O médico dos mortos passou a sua certidão na ponta de uma mesa, no próprio quarto de Valentine, e, cumprida essa formalidade suprema, saiu acompanhado pelo doutor.
Villefort, ouviu-os descer e apareceu à porta do seu gabinete.
Agradeceu em poucas palavras ao médico, e, virando-se para Avrigny, disse:
- E agora o padre.
- Tem algum eclesiástico que deseje encarregar mais especialmente de rezar por Valentine? - perguntou Avrigny.
- Não, vá buscar o mais próximo - respondeu Villefort.
- O mais próximo - disse o médico - é um bom abade italiano que reside há pouco tempo na casa contígua a esta. Quer que o previna quando passar?
- Avrigny, peço-lhe o favor de acompanhar este senhor - disse Villefort. - Aqui tem a chave para que possa entrar e sair à vontade. Traga o padre e encarregue-se de o instalar no quarto da minha pobre filha.
- Deseja falar-lhe, meu amigo?
- Desejo estar só. Desculpa-me, não é verdade? Um padre deve compreender todas as dores, mesmo a dor paterna.
E o Sr. de Villefort, depois de dar uma chave-mestra a Avrigny, cumprimentou pela última vez o outro médico e entrou no seu gabinete, onde se pôs a trabalhar.
Para certas pessoas, o trabalho é remédio para todas as dores.
No momento em que os médicos chegavam à rua, viram um homem de sotaina parado no limiar da porta vizinha.
- Cá está o padre de quem lhe falei - disse o médico dos mortos a Avrigny.
Este dirigiu-se ao eclesiástico.
- Senhor, estaria disposto a prestar um grande favor a um pobre pai que acaba de perder a filha, ao Sr. Procurador Régio Villefort?
- Ah, senhor, bem sei que a morte lhe entrou em casa! - respondeu o padre com acentuada pronúncia italiana.
- Então não preciso de lhe dizer que espécie de favor ele ousa esperar do senhor.

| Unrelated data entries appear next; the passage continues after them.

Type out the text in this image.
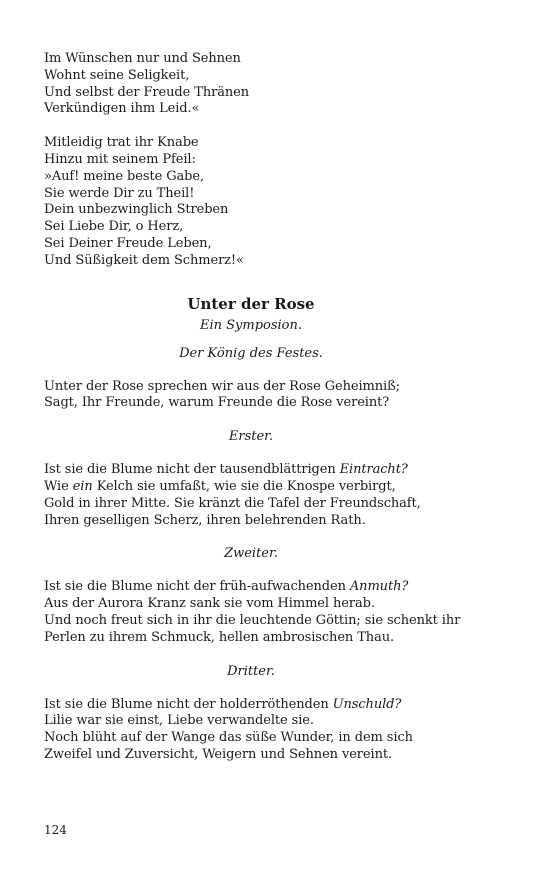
Im Wünschen nur und Sehnen
Wohnt seine Seligkeit,
Und selbst der Freude Thränen
Verkündigen ihm Leid.«
Mitleidig trat ihr Knabe
Hinzu mit seinem Pfeil:
»Auf! meine beste Gabe,
Sie werde Dir zu Theil!
Dein unbezwinglich Streben
Sei Liebe Dir, o Herz,
Sei Deiner Freude Leben,
Und Süßigkeit dem Schmerz!«
Unter der Rose
Ein Symposion.
Der König des Festes.
Unter der Rose sprechen wir aus der Rose Geheimniß;
Sagt, Ihr Freunde, warum Freunde die Rose vereint?
Erster.
Ist sie die Blume nicht der tausendblättrigen Eintracht?
Wie ein Kelch sie umfaßt, wie sie die Knospe verbirgt,
Gold in ihrer Mitte. Sie kränzt die Tafel der Freundschaft,
Ihren geselligen Scherz, ihren belehrenden Rath.
Zweiter.
Ist sie die Blume nicht der früh-aufwachenden Anmuth?
Aus der Aurora Kranz sank sie vom Himmel herab.
Und noch freut sich in ihr die leuchtende Göttin; sie schenkt ihr
Perlen zu ihrem Schmuck, hellen ambrosischen Thau.
Dritter.
Ist sie die Blume nicht der holderröthenden Unschuld?
Lilie war sie einst, Liebe verwandelte sie.
Noch blüht auf der Wange das süße Wunder, in dem sich
Zweifel und Zuversicht, Weigern und Sehnen vereint.
124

- Ia-me oferecer, senhor - disse o padre. - É nossa missão ir ao encontro dos nossos deveres.
- Trata-se de uma jovem.
- Sim, bem sei; soube-o pelos criados que vi fugirem de casa. Sei que se chamava Valentine e já rezei por ela.
- Obrigado, obrigado, senhor - disse Avrigny. - E uma vez que já começou a exercer o seu santo ministério, digne-se continuá-lo. Venha sentar-se junto da morta e toda uma família mergulhada em luto lhe ficará muito reconhecida.
- Vou já, senhor - respondeu o abade e ouso dizer que nunca quaisquer orações serão mais ardentes do que as minhas.